As shown in the table below, we have displayed the historical returns for Nifty 50 index over the past 28 fiscal years, for various holding periods (1 yr, 3 yrs, 5 yrs, 10 yrs etc.), and the percentage of times in each holding period when the returns have been positive. As can be seen, for a shorter-term holding period (like 1 year), the returns were positive in only ~60% of the observations/cases. Also range of returns is quite wide, as shown by the difference in the maximum and minimum return for 1 year holding period—indicating higher volatility in returns. However, over a 5 year holding period, 88% of the observations were positive return years, and the range of returns (between maximum to minimum) also reduces—indicating lesser volatility and more stable returns. For above 10 year period, there have been no cases/observations of negative returns—as indicated by historical data.
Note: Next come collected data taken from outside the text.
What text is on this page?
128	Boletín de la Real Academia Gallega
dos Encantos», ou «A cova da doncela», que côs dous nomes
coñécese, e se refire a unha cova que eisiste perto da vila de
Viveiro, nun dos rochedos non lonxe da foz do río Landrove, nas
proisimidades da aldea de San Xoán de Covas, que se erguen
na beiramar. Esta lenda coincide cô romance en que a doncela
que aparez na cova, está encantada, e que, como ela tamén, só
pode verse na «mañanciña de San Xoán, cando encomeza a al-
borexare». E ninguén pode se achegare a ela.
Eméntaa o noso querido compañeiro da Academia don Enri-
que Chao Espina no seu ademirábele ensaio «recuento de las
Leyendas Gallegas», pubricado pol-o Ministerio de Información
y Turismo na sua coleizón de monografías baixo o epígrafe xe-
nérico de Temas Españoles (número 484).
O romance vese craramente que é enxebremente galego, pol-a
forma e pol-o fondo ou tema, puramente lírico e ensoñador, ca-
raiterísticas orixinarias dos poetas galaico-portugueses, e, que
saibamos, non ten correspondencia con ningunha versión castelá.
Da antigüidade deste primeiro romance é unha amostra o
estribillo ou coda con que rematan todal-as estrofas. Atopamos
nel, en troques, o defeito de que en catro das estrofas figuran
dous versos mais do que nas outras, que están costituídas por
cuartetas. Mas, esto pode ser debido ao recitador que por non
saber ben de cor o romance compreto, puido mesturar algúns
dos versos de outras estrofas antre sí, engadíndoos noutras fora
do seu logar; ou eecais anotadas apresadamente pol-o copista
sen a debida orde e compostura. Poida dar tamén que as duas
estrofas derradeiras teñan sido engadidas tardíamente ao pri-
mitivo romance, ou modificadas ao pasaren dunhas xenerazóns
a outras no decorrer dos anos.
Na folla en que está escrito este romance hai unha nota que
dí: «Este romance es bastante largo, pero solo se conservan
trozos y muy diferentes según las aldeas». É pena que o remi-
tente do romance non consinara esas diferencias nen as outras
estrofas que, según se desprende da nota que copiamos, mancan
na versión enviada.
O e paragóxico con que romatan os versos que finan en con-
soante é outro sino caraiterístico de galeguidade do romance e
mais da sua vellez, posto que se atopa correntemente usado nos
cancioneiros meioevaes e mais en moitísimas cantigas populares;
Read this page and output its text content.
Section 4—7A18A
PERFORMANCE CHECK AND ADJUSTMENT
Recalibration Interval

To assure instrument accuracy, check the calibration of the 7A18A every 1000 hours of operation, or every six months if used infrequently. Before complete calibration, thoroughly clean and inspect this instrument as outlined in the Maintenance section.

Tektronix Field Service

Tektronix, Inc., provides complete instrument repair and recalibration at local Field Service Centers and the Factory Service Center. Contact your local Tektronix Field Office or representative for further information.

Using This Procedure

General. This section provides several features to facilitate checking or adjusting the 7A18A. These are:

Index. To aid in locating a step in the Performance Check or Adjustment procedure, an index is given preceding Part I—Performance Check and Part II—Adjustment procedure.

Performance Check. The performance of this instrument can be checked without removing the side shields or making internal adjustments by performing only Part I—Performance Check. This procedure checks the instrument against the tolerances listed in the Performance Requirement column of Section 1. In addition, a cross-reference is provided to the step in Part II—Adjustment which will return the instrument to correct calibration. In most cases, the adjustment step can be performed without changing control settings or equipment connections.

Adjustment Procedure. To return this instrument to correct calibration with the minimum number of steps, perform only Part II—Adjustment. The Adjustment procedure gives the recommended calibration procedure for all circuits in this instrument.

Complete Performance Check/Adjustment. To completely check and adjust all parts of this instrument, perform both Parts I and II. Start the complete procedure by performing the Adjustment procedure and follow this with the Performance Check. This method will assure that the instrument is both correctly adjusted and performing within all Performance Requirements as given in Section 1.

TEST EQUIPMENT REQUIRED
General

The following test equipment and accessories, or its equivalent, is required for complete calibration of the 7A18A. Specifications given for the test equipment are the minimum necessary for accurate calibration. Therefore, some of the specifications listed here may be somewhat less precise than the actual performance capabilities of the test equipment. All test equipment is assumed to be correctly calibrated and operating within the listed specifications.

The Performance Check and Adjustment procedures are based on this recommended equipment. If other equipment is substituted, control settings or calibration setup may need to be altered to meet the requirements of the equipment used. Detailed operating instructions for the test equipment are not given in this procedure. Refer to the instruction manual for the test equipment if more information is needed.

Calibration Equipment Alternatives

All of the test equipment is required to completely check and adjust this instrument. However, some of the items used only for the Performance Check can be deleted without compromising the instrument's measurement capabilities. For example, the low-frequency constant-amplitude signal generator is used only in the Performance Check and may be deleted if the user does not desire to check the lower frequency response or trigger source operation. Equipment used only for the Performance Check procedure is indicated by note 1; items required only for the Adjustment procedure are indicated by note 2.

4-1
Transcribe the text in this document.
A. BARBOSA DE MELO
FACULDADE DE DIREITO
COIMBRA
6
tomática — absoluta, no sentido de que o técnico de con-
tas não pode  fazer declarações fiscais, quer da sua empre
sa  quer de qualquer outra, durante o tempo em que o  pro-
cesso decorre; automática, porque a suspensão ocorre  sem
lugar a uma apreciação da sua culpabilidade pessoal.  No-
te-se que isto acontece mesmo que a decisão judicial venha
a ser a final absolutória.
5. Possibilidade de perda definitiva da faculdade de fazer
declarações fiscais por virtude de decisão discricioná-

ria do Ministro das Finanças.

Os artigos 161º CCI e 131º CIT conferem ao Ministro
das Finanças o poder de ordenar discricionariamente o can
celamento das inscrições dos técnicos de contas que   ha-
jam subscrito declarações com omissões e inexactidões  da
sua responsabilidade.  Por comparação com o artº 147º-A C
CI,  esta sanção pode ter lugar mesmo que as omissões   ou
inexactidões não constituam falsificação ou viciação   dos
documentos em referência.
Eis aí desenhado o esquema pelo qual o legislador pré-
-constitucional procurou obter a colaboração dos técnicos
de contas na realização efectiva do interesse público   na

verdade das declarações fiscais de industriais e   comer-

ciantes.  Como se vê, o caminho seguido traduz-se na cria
Source: Bloomberg, Bajaj Allianz Life Insurance Analysis. Past performance may not be indicative of future returns. Returns greater than 1 year are CAGR.
5. Stay invested & keep perspective— market downturns are normal and short-lived
Markets downturns are normal and cyclical in nature. The chart below shows the journey of the Sensex index since 1997. As can be seen in the chart, the Sensex has risen several fold over the years—thereby indicating that it has created tremendous wealth for investors. However, at the same time there have been intermittent corrections /volatility from time to time. Maximum drawdown means the maximum loss (in % terms) from the top of the index to bottom of the index (where the market recovery starts). The Sensex has seen a maximum drawdown of 56% during the dotcom bubble crash of 2000, a max drawdown of 61% during the global financial crisis of 2008-09, and reasonably large drawdowns in 2013 and 2015 as well. At the same time, it can be observed that these market downturns do not last for too long, and are generally short lived.
Therefore, investors should keep perspective, stay invested, and not get too much carried away by short term market volatility. Its worthwhile noting the famous quote from Warren Buffett–“Be fearful when others are greedy, and greedy when others are fearful”.